This article is part of a series discussing the Kimball Group’s “34 Subsystems of ETL“. The Subsystems are a group of “Best Practices” for delivering a BI/DW solution. In my articles, I discuss how each Subsystem can be implemented in SSIS or hand coded in Visual FoxPro.
Data profiling is the most important step in designing a data warehousing solution. Kimball identifies it as Subsystem 1 for good reason. A Data profile forms the foundation for all phases of data integration. As one author writes, without a data profile you end up in the cycle of code, load, and explode! Trust me (and him, and everyone else) on this: Invest in Data Profiling to ensure integration success.
I have already talked about the data profile in my posts “Data Profiling” and “Getting Started with Data Profiling“. I won’t beat a dead horse here, so please take a moment to review those two short posts for more details. Here is the definition that I have been using:
- Data Profiling
- Data profiling is a method of assessing source data in a systematic and analytical way. The goal of data profiling is to build an exhaustive inventory detailing the content, context, and quality of source data. It entails much more than reviewing a diagram or running a few SQL statements. Data profiling leads to better data integration, which leads to better data quality.
What’s more is that data profiling is dynamic in that it must be repeated often during the data warehousing life cycle. Attribute domains and ranges can change, for example.

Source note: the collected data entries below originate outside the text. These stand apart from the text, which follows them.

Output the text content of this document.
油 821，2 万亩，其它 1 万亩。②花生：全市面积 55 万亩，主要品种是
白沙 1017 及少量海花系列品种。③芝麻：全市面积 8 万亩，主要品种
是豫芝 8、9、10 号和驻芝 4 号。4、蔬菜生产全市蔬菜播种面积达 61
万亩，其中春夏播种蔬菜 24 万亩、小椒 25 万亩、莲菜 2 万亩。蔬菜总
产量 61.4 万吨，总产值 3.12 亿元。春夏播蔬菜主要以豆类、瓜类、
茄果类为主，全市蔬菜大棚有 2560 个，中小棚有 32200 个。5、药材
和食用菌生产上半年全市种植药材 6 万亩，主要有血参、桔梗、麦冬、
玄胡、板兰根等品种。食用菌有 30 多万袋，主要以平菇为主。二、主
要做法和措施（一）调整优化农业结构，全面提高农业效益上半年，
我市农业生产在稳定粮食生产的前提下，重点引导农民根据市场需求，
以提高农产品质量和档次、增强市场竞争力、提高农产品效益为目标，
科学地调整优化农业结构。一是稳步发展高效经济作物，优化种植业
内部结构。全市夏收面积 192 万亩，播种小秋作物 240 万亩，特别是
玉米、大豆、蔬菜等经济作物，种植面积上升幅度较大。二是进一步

But also consider a situation where the source system goes through a version upgrade. The developers of the system might have added some new data elements or cleaned up some quality issues. You will need to re-run your data profile and reconcile any differences with your current integration. Without this, you would be left with only the documentation provided which is often not enough.
SQL Server 2005 Integration Services (SSIS)
Informatica, Oracle, DataFlux (SAS), IBM and many others have dedicated profiling tools. Microsoft does not (do a Google search for “Data Profiling Tools” and you won’t see Microsoft anywhere on the map). So if it is so important, why doesn’t Microsoft provide a data profiling tool? Good question.
In SQL Server 2008, there promises to be a new SSIS task called the Data Profiling Task (and accompanying Viewer). This task will certainly help in designing profiling and quality solutions. Although I have not evaluated it yet, I suppose it will take the place of using the hodgepodge of other tasks to accomplish domain and range-related profiling functions. You can read more about it here at Stacia Misner’s Blog. The SQL Server 2008 November CTP, which contains the task is located here.
For the rest of us using SQL Server 2005 in a production environment, you can use SSIS as a data profiling tool with some effort. The process involves utilizing the Script, Row Count, Multicast, Aggregate, and Conditional Split tasks among others in a data flow. The Script Component is very useful in this regard, especially for being able to use regular expressions.
Using SSIS in this way also allows you to discover table structures in the source system if available through the connection type. For relationships, you would need to examine the database schema manually.
Through SSIS, you would run a profiling package on each table or common group of tables and log the results to a specialized database for analysis. Tons of very useful metadata will be produced that can form the basis of your data model and logical data map. None of this comes automatically. You will need to develop this system from the ground-up.
I get the feeling that Data Profiling was an afterthought for the design team at Microsoft. I also get the feeling that they’re finally waking up and will begin to provide important profiling tools in subsequent releases. I don’t think that their offering in 2008 will make much difference though for those serious about data profiling.
Hand Coding with Visual FoxPro (VFP9)
Personally, I feel that your best bet for data profiling is to purchase a data profiling tool from a vendor with a proven track record and with good support. Hand coding ETL is difficult enough as it is, but hand-coding a profiler is quite a challenge in its own right. Data profiling is much more than simply running some SQL queries on a table, and it goes well beyond determining candidate keys and identifying nullable columns. Hand coding this type of application requires research, development time, and plenty of quality controls.
With that said, I have a sample profiling application available in VFP9 that you can download here (click on “VFP Data Profiler”). It is very basic, but should give you a feel for what you will need to do to get started.
If you could choose a language to use, I would select FoxPro over anything else I’ve used (PHP, C++, C#, VB). It can shred XML, process strings blazingly fast, and its database container makes for a perfect metadata and staging repository. You can do more for less in VFP9 than you can do using many other languages or even SSIS.
Data Profiling is an ongoing effort, but when the initial round is complete, the development of the datawarehouse shifts to designing the data model (for analytical data warehousing applications it would be a dimensional model). At the same time, quality issues are being addressed and the ETL team begins to prepare the groundwork for the next subsystem: Changed Data Capture (CDC).